The word HAPINOY is a play on the words Happy and Pinoy, the colloquial word for Filipino.
HAPINOY focuses on sari-sari stores in the Philippines (sari-sari is the Filipino word for “many or various kinds”), small hole-in-the-wall shops that sell small doses of basic commodities and consumer goods such as rice, sugar, and coffee. These kinds of stores are almost always located within or as an extension of the storeowner’s home, and are ubiquitous at the base-of-the-pyramid. With about 700,000+ stores in the country, sari-sari stores make up an estimated 30 to 40% of total retail sales in the Philippines.

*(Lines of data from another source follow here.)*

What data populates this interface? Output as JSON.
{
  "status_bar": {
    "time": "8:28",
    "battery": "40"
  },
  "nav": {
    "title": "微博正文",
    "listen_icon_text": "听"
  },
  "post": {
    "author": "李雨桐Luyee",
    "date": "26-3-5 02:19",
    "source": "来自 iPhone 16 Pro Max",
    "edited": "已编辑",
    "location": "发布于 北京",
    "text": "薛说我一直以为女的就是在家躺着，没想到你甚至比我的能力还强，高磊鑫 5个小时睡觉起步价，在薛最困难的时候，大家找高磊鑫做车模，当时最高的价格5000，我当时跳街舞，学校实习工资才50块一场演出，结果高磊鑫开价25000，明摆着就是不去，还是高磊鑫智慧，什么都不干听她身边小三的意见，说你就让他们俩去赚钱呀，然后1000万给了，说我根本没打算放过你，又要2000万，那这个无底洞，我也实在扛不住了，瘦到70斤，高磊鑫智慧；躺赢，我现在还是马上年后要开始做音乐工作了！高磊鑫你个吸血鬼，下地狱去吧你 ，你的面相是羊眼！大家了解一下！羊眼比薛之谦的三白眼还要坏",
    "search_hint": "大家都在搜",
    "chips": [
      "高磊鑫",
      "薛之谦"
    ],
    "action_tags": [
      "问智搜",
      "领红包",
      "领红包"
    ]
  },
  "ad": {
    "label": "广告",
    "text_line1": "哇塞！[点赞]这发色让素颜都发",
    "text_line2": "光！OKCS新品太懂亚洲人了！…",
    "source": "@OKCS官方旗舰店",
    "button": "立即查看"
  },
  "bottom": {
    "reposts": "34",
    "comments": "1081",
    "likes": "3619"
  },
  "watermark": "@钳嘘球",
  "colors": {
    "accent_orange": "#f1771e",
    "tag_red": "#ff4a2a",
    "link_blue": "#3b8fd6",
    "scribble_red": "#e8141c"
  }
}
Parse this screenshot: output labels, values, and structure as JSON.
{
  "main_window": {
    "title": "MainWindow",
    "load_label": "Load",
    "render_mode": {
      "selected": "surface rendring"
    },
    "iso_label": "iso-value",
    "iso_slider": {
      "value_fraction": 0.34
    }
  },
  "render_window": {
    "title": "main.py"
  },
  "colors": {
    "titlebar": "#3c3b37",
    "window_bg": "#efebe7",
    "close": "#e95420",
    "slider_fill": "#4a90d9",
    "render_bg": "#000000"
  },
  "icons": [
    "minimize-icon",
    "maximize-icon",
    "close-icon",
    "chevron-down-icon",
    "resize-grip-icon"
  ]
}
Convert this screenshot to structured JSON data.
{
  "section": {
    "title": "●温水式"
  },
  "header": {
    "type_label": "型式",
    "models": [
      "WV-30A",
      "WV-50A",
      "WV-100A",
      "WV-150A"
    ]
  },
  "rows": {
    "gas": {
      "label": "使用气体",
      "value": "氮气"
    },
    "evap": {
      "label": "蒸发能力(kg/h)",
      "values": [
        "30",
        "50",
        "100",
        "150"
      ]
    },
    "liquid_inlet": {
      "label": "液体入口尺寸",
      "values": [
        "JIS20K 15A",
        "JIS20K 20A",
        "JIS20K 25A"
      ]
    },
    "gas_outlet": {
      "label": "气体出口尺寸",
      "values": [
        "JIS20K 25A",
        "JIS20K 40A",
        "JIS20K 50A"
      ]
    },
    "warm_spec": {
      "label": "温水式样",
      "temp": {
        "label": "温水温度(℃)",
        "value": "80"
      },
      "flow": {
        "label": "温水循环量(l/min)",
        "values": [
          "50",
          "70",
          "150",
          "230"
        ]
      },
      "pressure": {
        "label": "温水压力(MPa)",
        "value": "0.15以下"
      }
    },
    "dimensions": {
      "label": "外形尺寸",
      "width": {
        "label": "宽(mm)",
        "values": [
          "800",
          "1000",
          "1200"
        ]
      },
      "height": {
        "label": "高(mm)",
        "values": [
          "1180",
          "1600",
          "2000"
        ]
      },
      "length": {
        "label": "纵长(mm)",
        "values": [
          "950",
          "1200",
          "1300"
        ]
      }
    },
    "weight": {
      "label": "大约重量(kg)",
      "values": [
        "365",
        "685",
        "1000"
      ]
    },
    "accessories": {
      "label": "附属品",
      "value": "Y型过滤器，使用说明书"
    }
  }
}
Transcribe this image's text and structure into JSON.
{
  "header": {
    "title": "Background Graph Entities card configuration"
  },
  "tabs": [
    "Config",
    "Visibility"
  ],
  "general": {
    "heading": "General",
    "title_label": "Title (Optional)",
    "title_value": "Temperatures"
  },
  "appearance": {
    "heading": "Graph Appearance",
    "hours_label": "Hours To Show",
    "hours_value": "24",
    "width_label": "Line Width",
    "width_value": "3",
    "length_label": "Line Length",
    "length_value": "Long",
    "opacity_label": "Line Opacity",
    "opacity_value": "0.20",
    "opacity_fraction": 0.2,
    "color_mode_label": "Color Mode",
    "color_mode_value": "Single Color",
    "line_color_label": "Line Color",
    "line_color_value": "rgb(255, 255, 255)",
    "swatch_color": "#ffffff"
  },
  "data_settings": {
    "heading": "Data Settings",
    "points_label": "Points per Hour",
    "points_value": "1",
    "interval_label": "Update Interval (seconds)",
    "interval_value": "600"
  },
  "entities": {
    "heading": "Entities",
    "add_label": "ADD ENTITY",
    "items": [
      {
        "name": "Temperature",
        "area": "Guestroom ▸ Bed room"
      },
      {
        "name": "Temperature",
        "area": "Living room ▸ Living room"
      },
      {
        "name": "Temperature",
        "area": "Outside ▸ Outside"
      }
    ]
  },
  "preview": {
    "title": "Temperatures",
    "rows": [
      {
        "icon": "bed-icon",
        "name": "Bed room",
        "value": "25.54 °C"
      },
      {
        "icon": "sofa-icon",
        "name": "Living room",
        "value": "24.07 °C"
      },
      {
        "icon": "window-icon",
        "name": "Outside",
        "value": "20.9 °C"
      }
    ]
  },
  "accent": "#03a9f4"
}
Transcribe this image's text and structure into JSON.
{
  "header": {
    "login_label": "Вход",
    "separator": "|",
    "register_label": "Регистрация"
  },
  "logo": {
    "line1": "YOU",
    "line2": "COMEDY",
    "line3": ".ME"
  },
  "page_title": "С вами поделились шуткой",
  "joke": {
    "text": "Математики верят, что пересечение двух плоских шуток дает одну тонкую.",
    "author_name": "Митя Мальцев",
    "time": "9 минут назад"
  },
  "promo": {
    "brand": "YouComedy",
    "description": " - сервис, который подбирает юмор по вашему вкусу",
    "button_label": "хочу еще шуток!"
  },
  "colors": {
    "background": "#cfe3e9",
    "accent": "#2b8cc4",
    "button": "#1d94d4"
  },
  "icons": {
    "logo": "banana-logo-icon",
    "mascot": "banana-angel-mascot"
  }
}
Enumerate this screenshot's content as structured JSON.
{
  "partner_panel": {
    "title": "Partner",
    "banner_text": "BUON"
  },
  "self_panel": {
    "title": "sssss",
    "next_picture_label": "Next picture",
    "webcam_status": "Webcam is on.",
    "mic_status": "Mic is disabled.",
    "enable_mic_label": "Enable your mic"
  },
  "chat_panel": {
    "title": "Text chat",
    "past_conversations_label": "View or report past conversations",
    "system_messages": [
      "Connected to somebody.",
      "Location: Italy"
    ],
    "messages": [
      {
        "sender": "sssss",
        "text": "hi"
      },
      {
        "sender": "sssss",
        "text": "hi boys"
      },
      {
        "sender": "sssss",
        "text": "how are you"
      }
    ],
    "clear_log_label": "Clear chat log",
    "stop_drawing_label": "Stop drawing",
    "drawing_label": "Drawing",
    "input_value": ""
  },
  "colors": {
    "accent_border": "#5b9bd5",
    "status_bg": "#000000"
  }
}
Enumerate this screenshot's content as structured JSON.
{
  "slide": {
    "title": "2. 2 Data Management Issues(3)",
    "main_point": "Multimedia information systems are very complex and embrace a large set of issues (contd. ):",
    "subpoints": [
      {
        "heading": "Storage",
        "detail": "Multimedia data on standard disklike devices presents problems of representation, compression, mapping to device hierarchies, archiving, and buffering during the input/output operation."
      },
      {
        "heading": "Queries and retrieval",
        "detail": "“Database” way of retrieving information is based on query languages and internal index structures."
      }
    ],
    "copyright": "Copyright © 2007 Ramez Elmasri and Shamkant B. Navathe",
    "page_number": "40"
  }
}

Hapinoy’s Community Stores are owned by female/women microentrepreneurs whom are fondly called Nanays (“Nanay” is the Filipino word for “mother.”) The program then puts each Nanay on the Path to Prosperity, focusing on Nanays’ growth in her business and personal development. The Path to Prosperity has three major components :
As more and more Nanays and stores are enrolled into the program, a distribution platform for the base-of-the-pyramid emerges.
HAPINOY views itself as a platform, thereby inherently making it very collaborative. We focus on empowering the women and organizing the sari-sari stores, and rely on partners to bring in the various product and services - whether this is in fast-moving consumer goods, solar products, medicine, mobile money. The entire Hapinoy program is managed by the social enterprise, MicroVentures, which aspires to be the leading partners of microentrepreneurs in the Philippines.
Hapinoy has improved the business of ~180 Hapinoy Community Stores, with an extended reach of ~8000 to 10,000 Stores. The program has also branched out of consumer goods into over-the-counter medicines, mobile money, and solar products that are brought through the distribution network.
The long-term goal is to be in every village of the Philippines, reaching 100,000 stores and bringing quality-of-life goods and services to 5 Million people at the base-of-the-pyramid.